You’ve spent your career studying German social and labor history (and more); why have you focused on this subject?
Modern German history touches on many of the most complex, fascinating and troubling developments of the past century: war and revolution; social democracy and communism; Nazism, anti-Semitism and racism; the divisions and conflicts of the Cold War and the newer problems of the post-Cold War world in which we now live. It has given my students and me a chance to explore economic transformations of many sorts, the contested impact of America in Europe, and a hundred-plus years of feminism and anti-feminism. Germany experienced and perpetrated the worse horrors of the 20th century and in its second half, displayed some of its economic and political successes. It is a fascinating object of study in and of itself and a microcosm of the twentieth century.
What are some of the correlations between Germany in 1918 and now? How are these correlations impacting Germany today?
Germany in 2018 looks at first glance not at all like Germany in 1918. Today it has enjoyed over 70 years of peace, rather than four years of total war. It is the most prosperous country in Europe and a global economic leader, whereas in 1918, it was economically disrupted and militarily defeated and soon to owe vast reparations to Britain and France and lose its colonies. Domestic class tensions and political divisions were enormous and the newly established republic was unpopular and unstable.
That said, all is not well in the Federal Republic today, despite its legitimacy and economic success. The long-stable, two-party system has weakened, and there is growing criticism of elites and of the European Union. The former Communist East still feels it is the disadvantaged part of the nation. After Germany took in over 1 million refugees in 2015, anti-refugee and anti-Muslim sentiment is growing. A new far-right, ethno-nationalist party, the Alternative for Germany, is now the third-largest party in Germany.
Most commentators don’t draw parallels between 2018 and 1918 but rather between 2018 and the early 1930s as Hitler rose to power. They ask if there is danger that fascism will return. I don’t see the danger of a new Hitler overthrowing the democratic government. I do worry about Germany, like many other European countries and the US, moving farther to the right, becoming less democratic, more illiberal and authoritarian, more isolationist and more racist and Islamophobic.
Why should this matter to the United States? Is it important to our social and labor history?

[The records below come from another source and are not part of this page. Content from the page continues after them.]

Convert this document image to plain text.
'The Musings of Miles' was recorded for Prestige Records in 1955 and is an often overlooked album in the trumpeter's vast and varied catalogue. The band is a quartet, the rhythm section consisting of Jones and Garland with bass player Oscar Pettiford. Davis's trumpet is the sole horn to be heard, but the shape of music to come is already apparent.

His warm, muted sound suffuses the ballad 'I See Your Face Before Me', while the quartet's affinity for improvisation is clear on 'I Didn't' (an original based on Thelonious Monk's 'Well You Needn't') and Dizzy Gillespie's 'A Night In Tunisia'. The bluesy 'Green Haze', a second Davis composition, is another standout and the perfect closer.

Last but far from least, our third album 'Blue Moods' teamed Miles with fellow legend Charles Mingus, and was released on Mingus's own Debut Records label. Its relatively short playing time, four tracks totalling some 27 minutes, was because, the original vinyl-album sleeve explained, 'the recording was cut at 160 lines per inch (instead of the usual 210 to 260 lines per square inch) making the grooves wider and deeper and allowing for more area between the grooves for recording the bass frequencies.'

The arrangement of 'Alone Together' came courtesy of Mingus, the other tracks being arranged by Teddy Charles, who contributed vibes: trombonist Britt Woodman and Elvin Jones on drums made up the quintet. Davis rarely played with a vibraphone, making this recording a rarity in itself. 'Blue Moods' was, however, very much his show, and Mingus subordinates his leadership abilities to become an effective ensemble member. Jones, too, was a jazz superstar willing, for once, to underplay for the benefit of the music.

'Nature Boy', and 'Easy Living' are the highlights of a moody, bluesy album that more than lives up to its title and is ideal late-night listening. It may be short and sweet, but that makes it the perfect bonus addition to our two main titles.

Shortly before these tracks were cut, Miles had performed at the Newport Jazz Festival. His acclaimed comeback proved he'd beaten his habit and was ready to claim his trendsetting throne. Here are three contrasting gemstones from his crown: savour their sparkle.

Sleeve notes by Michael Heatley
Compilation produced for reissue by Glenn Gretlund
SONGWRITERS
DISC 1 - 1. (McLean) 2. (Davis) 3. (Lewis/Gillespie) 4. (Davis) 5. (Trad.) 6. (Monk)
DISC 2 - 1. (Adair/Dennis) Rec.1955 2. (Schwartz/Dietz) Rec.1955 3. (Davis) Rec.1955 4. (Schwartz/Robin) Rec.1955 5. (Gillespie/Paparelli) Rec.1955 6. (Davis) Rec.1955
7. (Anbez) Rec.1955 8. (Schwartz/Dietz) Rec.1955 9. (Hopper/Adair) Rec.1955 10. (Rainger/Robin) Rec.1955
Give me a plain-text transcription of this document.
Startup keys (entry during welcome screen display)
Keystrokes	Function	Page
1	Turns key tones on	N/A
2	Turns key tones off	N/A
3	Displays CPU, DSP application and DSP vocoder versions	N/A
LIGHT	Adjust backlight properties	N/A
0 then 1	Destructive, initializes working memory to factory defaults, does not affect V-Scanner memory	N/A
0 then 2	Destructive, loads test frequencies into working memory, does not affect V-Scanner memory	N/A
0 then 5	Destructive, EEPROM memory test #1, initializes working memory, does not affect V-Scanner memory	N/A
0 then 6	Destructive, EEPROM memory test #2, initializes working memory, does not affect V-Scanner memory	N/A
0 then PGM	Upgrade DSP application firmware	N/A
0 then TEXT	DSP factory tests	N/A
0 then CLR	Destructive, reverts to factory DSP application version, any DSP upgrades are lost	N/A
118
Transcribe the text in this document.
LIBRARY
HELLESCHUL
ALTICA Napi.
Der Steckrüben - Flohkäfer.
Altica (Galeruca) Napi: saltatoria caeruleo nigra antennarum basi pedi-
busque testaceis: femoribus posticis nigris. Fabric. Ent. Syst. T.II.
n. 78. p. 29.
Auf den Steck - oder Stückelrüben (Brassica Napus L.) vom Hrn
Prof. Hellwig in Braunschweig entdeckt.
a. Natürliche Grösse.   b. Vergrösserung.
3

Germany and the United States have long had intense economic, political and cultural relations; over the 20th century they have been economic and cultural competitors, enemies, and, since 1945, close allies. People, ideas, goods, cultural products and economic models flow back and forth across the Atlantic. What has happened and is happening within these two nation states is shaped by what happens outside them. Most recently, each nation has been preoccupied by similar refugee concerns, the financial crisis of 2008, the rise of populist radical right parties, and concerns about climate change and wars or the threat thereof. Each nation has responded in ways that are sometimes similar and often different, especially about climate change and nuclear weapons. But what happens in Germany and Europe effects what happens here and vice versa.
How do you make this subject matter interesting to students of the social media age?
Germany is a country that seems to be perennially interesting to students, especially the World Wars and National Socialism. When I teach about Germany as when I teach about the global economy or human rights and Americanization or consumer culture, I try to make the present a puzzle that can only be understood by looking at how it developed over time. I try to show that the world hasn’t always been as it is now and need not always be so.